There is the nasty suspicion that—having worked the trick with Rigmor—Svengalian forces are now trying to make the same formula succeed all over again with her sister. Not that Christina Gustafsson doesn't have some vocal and, perhaps, musical talent. It's just that she hasn't developed it a great deal. Maybe this is the fault of her homeland. Swedes often refer to it derisorily as ankdammen, "the duckpond." And the impression here is of a small coterie of people doing their thing, then telling each other they've achieved a great result. Had a little more thought and care been taken, and had an outside, more cynical eye been allowed to focus on the proceedings, who knows; perhaps Gustafsson could have been prodded into coming up with something truly original. As it is, there is really nothing here that you haven't heard before, many times over.

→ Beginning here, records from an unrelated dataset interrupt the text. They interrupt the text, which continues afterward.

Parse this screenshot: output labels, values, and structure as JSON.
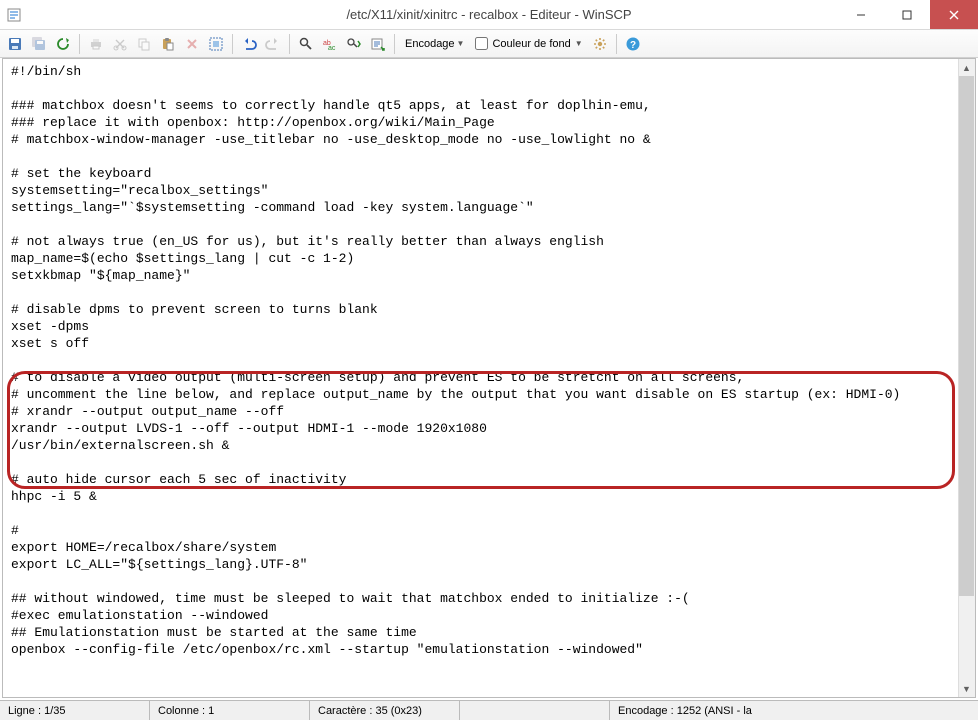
{
  "window": {
    "title": "/etc/X11/xinit/xinitrc - recalbox - Editeur - WinSCP"
  },
  "toolbar": {
    "encoding_label": "Encodage",
    "bgcolor_label": "Couleur de fond"
  },
  "editor": {
    "content": "#!/bin/sh\n\n### matchbox doesn't seems to correctly handle qt5 apps, at least for doplhin-emu,\n### replace it with openbox: http://openbox.org/wiki/Main_Page\n# matchbox-window-manager -use_titlebar no -use_desktop_mode no -use_lowlight no &\n\n# set the keyboard\nsystemsetting=\"recalbox_settings\"\nsettings_lang=\"`$systemsetting -command load -key system.language`\"\n\n# not always true (en_US for us), but it's really better than always english\nmap_name=$(echo $settings_lang | cut -c 1-2)\nsetxkbmap \"${map_name}\"\n\n# disable dpms to prevent screen to turns blank\nxset -dpms\nxset s off\n\n# to disable a video output (multi-screen setup) and prevent ES to be stretcht on all screens,\n# uncomment the line below, and replace output_name by the output that you want disable on ES startup (ex: HDMI-0)\n# xrandr --output output_name --off\nxrandr --output LVDS-1 --off --output HDMI-1 --mode 1920x1080\n/usr/bin/externalscreen.sh &\n\n# auto hide cursor each 5 sec of inactivity\nhhpc -i 5 &\n\n#\nexport HOME=/recalbox/share/system\nexport LC_ALL=\"${settings_lang}.UTF-8\"\n\n## without windowed, time must be sleeped to wait that matchbox ended to initialize :-(\n#exec emulationstation --windowed\n## Emulationstation must be started at the same time\nopenbox --config-file /etc/openbox/rc.xml --startup \"emulationstation --windowed\""
  },
  "status": {
    "line": "Ligne : 1/35",
    "column": "Colonne : 1",
    "char": "Caractère : 35 (0x23)",
    "encoding": "Encodage : 1252 (ANSI - la"
  }
}
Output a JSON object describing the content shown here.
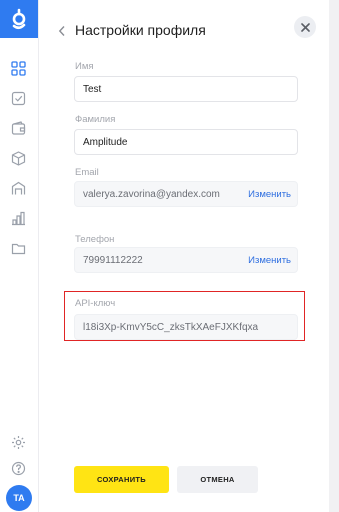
{
  "colors": {
    "accent": "#2f7bf0",
    "save": "#ffe414",
    "highlight": "#e02525",
    "link": "#2f6fe0"
  },
  "sidebar": {
    "logo_icon": "app-logo-icon",
    "items": [
      {
        "icon": "grid-icon"
      },
      {
        "icon": "checkbox-icon"
      },
      {
        "icon": "wallet-icon"
      },
      {
        "icon": "box-icon"
      },
      {
        "icon": "warehouse-icon"
      },
      {
        "icon": "chart-icon"
      },
      {
        "icon": "folder-icon"
      }
    ],
    "settings_icon": "gear-icon",
    "help_icon": "help-icon",
    "avatar_initials": "TA"
  },
  "header": {
    "title": "Настройки профиля",
    "back_icon": "chevron-left-icon",
    "close_icon": "close-icon"
  },
  "form": {
    "first_name": {
      "label": "Имя",
      "value": "Test"
    },
    "last_name": {
      "label": "Фамилия",
      "value": "Amplitude"
    },
    "email": {
      "label": "Email",
      "value": "valerya.zavorina@yandex.com",
      "action": "Изменить"
    },
    "phone": {
      "label": "Телефон",
      "value": "79991112222",
      "action": "Изменить"
    },
    "api_key": {
      "label": "API-ключ",
      "value": "l18i3Xp-KmvY5cC_zksTkXAeFJXKfqxa"
    }
  },
  "buttons": {
    "save": "СОХРАНИТЬ",
    "cancel": "ОТМЕНА"
  }
}
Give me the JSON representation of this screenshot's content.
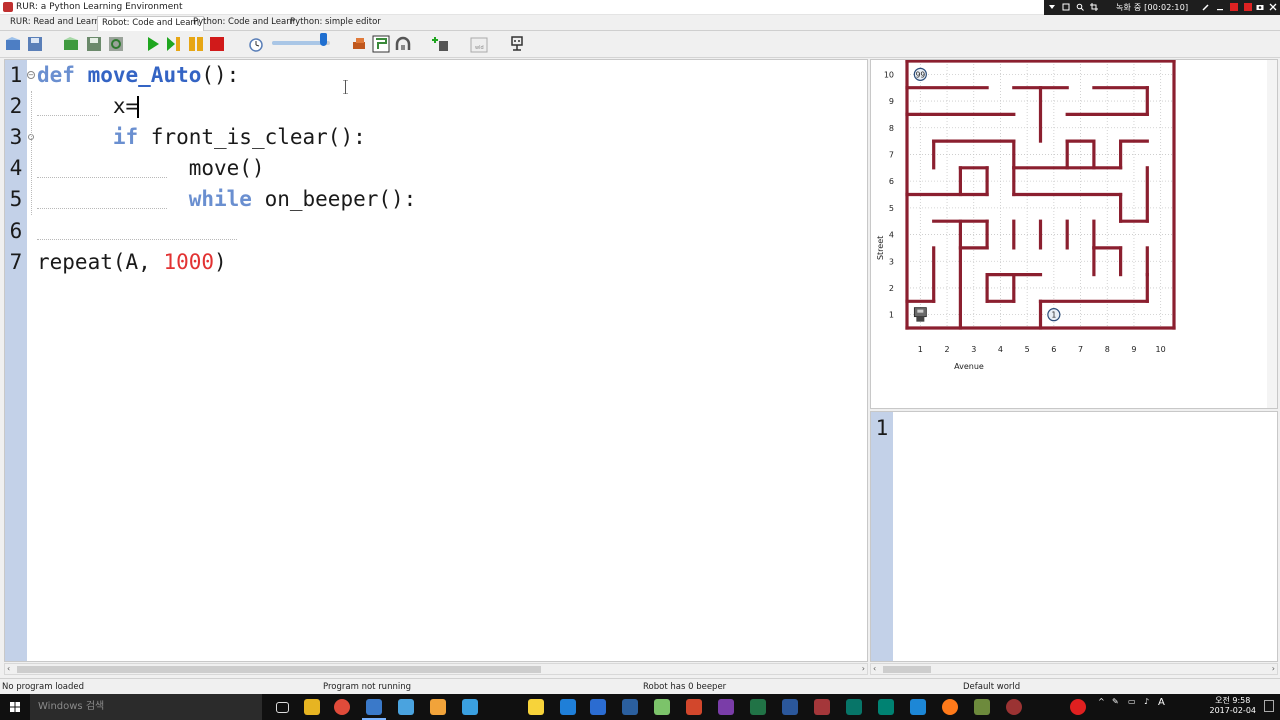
{
  "window": {
    "title": "RUR: a Python Learning Environment",
    "recording": {
      "status": "녹화 중 [00:02:10]"
    }
  },
  "tabs": [
    {
      "label": "RUR: Read and Learn",
      "active": false
    },
    {
      "label": "Robot: Code and Learn",
      "active": true
    },
    {
      "label": "Python: Code and Learn",
      "active": false
    },
    {
      "label": "Python: simple editor",
      "active": false
    }
  ],
  "toolbar": {
    "icons": [
      "open-world-icon",
      "save-world-icon",
      "open-program-icon",
      "save-program-icon",
      "reload-icon",
      "run-icon",
      "step-icon",
      "pause-icon",
      "stop-icon",
      "clock-icon",
      "speed-slider",
      "beeper-icon",
      "world-builder-icon",
      "robot-icon",
      "add-beeper-icon",
      "edit-walls-icon",
      "help-robot-icon"
    ],
    "speed_fraction": 0.88
  },
  "editor": {
    "line_numbers": [
      "1",
      "2",
      "3",
      "4",
      "5",
      "6",
      "7"
    ],
    "lines": [
      {
        "tokens": [
          {
            "t": "def",
            "c": "kw"
          },
          {
            "t": " ",
            "c": ""
          },
          {
            "t": "move_Auto",
            "c": "fn"
          },
          {
            "t": "():",
            "c": ""
          }
        ]
      },
      {
        "tokens": [
          {
            "t": "      x=",
            "c": ""
          }
        ]
      },
      {
        "tokens": [
          {
            "t": "      ",
            "c": ""
          },
          {
            "t": "if",
            "c": "kw"
          },
          {
            "t": " front_is_clear():",
            "c": ""
          }
        ]
      },
      {
        "tokens": [
          {
            "t": "            move()",
            "c": ""
          }
        ]
      },
      {
        "tokens": [
          {
            "t": "            ",
            "c": ""
          },
          {
            "t": "while",
            "c": "kw"
          },
          {
            "t": " on_beeper():",
            "c": ""
          }
        ]
      },
      {
        "tokens": [
          {
            "t": "",
            "c": ""
          }
        ]
      },
      {
        "tokens": [
          {
            "t": "repeat(A, ",
            "c": ""
          },
          {
            "t": "1000",
            "c": "num"
          },
          {
            "t": ")",
            "c": ""
          }
        ]
      }
    ]
  },
  "world": {
    "street_label": "Street",
    "avenue_label": "Avenue",
    "x_ticks": [
      "1",
      "2",
      "3",
      "4",
      "5",
      "6",
      "7",
      "8",
      "9",
      "10"
    ],
    "y_ticks": [
      "1",
      "2",
      "3",
      "4",
      "5",
      "6",
      "7",
      "8",
      "9",
      "10"
    ],
    "beepers": [
      {
        "avenue": 1,
        "street": 10,
        "count": "99"
      },
      {
        "avenue": 6,
        "street": 1,
        "count": "1"
      }
    ],
    "robot": {
      "avenue": 1,
      "street": 1
    }
  },
  "output": {
    "line_numbers": [
      "1"
    ]
  },
  "status": {
    "program_file": "No program loaded",
    "program_state": "Program not running",
    "robot_beepers": "Robot has 0 beeper",
    "world_file": "Default world"
  },
  "taskbar": {
    "search_placeholder": "Windows 검색",
    "apps": [
      "task-view-icon",
      "file-explorer-icon",
      "chrome-icon",
      "rur-app-icon",
      "feather-icon",
      "slides-icon",
      "paint-icon",
      "kakaotalk-icon",
      "edge-icon",
      "ie-icon",
      "python-icon",
      "android-icon",
      "powerpoint-icon",
      "onenote-icon",
      "excel-icon",
      "word-icon",
      "access-icon",
      "publisher-icon",
      "sway-icon",
      "store-icon",
      "firefox-icon",
      "minecraft-icon",
      "spiral-icon",
      "record-icon"
    ],
    "time": "오전 9:58",
    "date": "2017-02-04",
    "ime": "A"
  },
  "colors": {
    "wall": "#8b1f2f",
    "gutter": "#c3d1e8",
    "keyword": "#6a8fd0",
    "function": "#3464c4",
    "number": "#e23232"
  }
}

The feeling of déja vu sets in right from the start with James Taylor's "Your Smiling Face," and continues through three of Gustafsson's "personal and intimate" collaborations with Åse and Davidsson ("Take A Fall," "My Move," "Winter Has Gone" and "In the Light of New York") and one with Danielsson ("Standing Where The Changes Begin"). The impression is of bits and pieces taken from various popular musical forms and stitched together. To this are added English lyrics that are almost but not totally there ("Look at her—she's moving in New York"... "The road is about to wind"). Guitarists Max Schultz and Erik Söderlind are both gifted but are rarely given a chance to cut loose. There are the obligatory standards: Harold Arlen's "I've Got The World On A String" and a rather edgy 5/4 version of "Stormy Weather," and Charlie Chaplin's "Smile," which Gustafsson does as a sometimes out-of-sync duet with bassist Martin Höper. Then there is a surprisingly good version of "Happy Talk" from South Pacific (1949), also performed as a duet with Höper, who this time wisely restricts himself to a purely instrumental role. Everything climaxes with a rather shy sing-along—with sister Rigmor and vocalists Sofia Pettersson and Lina Nyberg—of "Smiling Hour," taken from Sarah Vaughan's album, Copacabana (Pablo, 1979). ~Chris Mosey
Christina Gustafsson: vocals; Max Schultz, Erik Söderlind: guitars; Martin Höper, bass; Calle Rasmusson, drums.